Коля Кондрашов сидел на пайолах в электростанции и, засучив штанину, с интересом изучал леопардовую шкуру из гнойников, пятнами рассыпанных по его ноге.
– Ух ты, пол пальца проваливается! – несколько удивленно произнёс Коля, вытаскивая палец из гнойной дыры, зиявшей у него на голени.
– Может, тебе к медику? – посоветовал я, принюхиваясь к сладковатому запаху исходившему от Колиной ноги, хотя и сам не верил в целесообразность своего предложения.
– Да ну его на хрен, Шура. Мазь Вишневского даст. От него толку, сам знаешь… У тебя самого вон пальцы не гнутся…
Я присел рядом с Колей, поставил перед собой кандейку с горячей водой. Попробовал пальцем температуру и с наслаждением опустил в неё воспалённые обсыпанные мелкими гнойниками руки:
– Кайф!
– Отмачиваешь? – усмехнулся Колян.
– Чилима. Здесь каждая царапина месяцами заживает. Вон, месяц назад палец иголкой уколол, так до сих пор…
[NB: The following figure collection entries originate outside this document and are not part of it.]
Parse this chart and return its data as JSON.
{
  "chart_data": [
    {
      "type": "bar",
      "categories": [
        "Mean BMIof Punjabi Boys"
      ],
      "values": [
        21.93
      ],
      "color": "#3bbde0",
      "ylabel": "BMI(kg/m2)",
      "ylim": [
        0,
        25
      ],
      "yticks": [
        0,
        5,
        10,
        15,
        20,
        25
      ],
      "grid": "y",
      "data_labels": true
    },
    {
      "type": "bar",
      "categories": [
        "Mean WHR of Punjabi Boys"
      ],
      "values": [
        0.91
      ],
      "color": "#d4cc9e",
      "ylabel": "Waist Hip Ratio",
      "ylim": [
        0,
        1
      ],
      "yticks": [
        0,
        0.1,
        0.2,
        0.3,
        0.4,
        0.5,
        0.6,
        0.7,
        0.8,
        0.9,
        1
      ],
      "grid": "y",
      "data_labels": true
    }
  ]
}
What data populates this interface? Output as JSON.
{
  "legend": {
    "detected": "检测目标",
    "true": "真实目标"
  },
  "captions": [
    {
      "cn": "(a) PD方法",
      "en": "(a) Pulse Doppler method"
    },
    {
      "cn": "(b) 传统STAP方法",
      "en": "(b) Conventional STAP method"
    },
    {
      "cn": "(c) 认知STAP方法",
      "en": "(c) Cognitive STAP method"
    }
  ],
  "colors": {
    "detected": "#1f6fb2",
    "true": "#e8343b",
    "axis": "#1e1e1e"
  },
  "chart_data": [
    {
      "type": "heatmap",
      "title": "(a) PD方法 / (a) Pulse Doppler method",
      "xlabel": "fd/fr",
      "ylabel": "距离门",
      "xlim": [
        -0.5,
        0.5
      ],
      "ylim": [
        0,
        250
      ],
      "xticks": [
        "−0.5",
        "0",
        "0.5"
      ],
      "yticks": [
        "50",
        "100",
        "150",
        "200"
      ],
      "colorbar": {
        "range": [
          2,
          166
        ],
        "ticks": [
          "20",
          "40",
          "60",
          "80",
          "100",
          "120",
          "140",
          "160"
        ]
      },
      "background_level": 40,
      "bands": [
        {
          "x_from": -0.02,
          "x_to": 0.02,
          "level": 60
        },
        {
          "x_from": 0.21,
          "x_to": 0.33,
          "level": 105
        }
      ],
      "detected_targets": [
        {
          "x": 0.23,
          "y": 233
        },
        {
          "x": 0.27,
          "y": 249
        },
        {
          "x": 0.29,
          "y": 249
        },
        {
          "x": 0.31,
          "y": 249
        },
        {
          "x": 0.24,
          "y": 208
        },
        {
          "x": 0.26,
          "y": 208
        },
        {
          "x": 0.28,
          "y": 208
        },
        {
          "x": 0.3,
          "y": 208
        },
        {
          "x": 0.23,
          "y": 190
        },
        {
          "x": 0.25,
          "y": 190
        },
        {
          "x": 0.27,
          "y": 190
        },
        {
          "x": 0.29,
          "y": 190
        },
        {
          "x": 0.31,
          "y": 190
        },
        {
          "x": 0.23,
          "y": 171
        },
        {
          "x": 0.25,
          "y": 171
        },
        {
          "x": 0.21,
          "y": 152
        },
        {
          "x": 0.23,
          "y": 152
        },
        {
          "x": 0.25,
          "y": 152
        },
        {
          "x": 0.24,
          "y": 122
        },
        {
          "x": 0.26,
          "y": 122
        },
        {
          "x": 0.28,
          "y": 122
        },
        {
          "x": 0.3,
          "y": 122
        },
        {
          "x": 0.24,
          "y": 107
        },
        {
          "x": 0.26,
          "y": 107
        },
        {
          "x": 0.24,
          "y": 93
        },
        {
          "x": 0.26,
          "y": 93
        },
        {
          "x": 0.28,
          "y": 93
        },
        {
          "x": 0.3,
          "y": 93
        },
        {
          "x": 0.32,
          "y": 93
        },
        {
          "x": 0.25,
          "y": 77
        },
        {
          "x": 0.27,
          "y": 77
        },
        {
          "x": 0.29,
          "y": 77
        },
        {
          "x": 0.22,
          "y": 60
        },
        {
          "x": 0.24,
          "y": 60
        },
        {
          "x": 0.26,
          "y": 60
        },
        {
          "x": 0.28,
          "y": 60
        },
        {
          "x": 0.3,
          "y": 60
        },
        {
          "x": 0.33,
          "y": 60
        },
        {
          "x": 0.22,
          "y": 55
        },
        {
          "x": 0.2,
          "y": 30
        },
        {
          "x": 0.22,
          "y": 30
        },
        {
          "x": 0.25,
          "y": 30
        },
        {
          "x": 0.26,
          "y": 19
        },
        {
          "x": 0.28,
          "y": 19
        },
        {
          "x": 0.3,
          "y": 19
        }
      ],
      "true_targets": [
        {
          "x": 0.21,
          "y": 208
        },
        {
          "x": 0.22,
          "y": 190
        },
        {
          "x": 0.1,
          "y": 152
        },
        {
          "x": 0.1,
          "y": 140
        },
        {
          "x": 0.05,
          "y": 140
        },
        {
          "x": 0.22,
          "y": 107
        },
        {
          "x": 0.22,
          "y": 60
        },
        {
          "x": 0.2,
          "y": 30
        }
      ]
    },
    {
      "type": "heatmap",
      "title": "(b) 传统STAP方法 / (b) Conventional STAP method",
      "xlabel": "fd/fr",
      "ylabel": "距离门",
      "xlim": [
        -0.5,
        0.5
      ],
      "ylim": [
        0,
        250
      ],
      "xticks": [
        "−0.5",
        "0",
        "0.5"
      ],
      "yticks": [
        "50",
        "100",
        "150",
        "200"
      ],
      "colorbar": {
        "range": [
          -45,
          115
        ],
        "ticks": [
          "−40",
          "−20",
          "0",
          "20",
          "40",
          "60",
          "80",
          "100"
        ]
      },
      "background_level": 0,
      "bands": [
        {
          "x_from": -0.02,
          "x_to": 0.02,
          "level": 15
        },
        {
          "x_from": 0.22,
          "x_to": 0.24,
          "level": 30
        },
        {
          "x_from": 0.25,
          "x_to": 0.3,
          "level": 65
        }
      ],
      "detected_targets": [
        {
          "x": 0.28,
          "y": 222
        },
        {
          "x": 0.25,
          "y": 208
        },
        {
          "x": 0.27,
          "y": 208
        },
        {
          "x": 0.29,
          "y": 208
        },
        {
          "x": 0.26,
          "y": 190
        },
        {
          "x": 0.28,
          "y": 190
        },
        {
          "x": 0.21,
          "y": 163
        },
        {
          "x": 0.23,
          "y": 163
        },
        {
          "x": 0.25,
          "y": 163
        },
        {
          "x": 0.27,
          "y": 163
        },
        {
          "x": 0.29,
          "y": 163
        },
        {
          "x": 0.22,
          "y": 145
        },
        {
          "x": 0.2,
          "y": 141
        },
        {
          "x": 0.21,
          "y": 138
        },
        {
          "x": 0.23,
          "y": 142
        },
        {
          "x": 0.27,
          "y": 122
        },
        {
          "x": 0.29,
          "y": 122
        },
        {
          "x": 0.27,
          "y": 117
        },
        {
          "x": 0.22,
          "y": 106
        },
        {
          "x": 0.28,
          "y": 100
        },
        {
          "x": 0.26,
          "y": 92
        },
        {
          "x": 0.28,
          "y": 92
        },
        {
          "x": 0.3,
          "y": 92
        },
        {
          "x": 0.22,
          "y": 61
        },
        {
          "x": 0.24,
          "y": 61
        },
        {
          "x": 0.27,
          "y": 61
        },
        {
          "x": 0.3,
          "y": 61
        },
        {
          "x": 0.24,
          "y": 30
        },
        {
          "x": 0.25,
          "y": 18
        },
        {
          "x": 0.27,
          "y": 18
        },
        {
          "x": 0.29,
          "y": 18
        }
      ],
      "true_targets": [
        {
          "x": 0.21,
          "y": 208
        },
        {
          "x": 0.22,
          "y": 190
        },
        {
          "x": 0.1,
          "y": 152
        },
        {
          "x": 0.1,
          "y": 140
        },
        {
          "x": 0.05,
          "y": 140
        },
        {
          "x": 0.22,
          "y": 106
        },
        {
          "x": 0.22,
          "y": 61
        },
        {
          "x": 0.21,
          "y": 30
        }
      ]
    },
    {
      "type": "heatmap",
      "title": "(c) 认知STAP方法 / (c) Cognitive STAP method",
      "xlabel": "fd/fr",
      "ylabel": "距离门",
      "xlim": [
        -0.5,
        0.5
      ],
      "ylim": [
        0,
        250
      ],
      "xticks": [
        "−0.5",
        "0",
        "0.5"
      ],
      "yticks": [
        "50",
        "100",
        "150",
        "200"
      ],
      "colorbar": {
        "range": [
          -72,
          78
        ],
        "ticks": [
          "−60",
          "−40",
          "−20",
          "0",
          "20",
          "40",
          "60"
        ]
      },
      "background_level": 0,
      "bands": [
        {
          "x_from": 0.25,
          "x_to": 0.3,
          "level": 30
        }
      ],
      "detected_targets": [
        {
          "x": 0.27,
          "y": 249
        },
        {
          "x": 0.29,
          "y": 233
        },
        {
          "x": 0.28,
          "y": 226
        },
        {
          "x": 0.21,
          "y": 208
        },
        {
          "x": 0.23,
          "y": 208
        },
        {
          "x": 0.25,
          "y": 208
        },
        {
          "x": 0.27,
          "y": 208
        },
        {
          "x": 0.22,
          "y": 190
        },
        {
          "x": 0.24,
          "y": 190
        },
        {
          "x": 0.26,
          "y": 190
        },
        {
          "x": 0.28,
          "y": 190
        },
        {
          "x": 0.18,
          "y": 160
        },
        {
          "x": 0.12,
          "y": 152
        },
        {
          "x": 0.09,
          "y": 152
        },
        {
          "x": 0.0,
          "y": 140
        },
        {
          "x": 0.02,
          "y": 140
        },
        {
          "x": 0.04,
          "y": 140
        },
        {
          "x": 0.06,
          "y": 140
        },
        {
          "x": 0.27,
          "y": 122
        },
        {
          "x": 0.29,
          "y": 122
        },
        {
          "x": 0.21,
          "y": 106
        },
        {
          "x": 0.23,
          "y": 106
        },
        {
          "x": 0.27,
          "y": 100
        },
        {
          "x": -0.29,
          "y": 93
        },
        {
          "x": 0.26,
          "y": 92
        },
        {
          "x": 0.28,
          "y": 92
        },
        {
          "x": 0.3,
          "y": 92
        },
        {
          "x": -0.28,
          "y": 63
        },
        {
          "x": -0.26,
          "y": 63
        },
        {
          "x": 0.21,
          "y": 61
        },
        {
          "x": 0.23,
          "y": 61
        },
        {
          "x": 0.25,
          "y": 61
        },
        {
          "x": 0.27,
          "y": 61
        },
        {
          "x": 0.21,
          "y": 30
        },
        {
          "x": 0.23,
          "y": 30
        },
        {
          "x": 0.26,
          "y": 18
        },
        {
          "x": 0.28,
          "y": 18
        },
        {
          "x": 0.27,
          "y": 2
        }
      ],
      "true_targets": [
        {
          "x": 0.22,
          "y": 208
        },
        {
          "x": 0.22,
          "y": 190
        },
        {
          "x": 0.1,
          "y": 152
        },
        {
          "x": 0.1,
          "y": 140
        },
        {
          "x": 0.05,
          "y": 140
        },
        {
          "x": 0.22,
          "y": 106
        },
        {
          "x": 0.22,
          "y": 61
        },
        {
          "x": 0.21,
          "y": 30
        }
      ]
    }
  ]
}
– А что ты хочешь: без витаминов, на перловке и укропной эссенции. Ладно, еще не отваливаются. Тебя медик от камбуза освободил? Тебе же в наряд надо? – спросил Коля, терпеливо возясь с корочкой очередной язвы.
– Я ещё не ходил. Без толку.
– Попробуй. Хрен его знает, может получится. С твоими руками тебе на камбузе делать нечего.
Корабельный медик Головко, или «Головка», как мы его звали между собой, если что и знал по медицине, то ловко это скрывал. От всех болезней у него было два лекарства: аспирин и мазь Вишневского. Иногда создавалось впечатление, что других лекарств ему по какой-то причине их просто не завезли. В медкаюту к нему шли только тогда, когда уж совсем припрёт.
Когда я подошел к медкаюте, меня буквально на шаг опередил наш крысолов-любитель, хохол Прокопенко.
– Разрешите, товарищ лейтенант? – Прокопенко приоткрыл дверь медкаюты и просунул в щель свою стриженую голову.
– Ну, чего тебе? – раздался голос начмеда.
– Хвосты принёс. Запишите?
Головка поморщился. После приказа об отпуске за пойманных крыс, на него, как на крайнего, повесили вести учёт свежеотрубленных крысиных хвостов. Его утонченная натура бунтовала, но приказы не обсуждаются. И с отвращением высыпав покрытые редкой шерстью задубелые хвосты на кусок газеты, Головка стал брезгливо пересчитывать серую топорщащуюся во все стороны кучку, вороша ее палочкой для осмотра горла.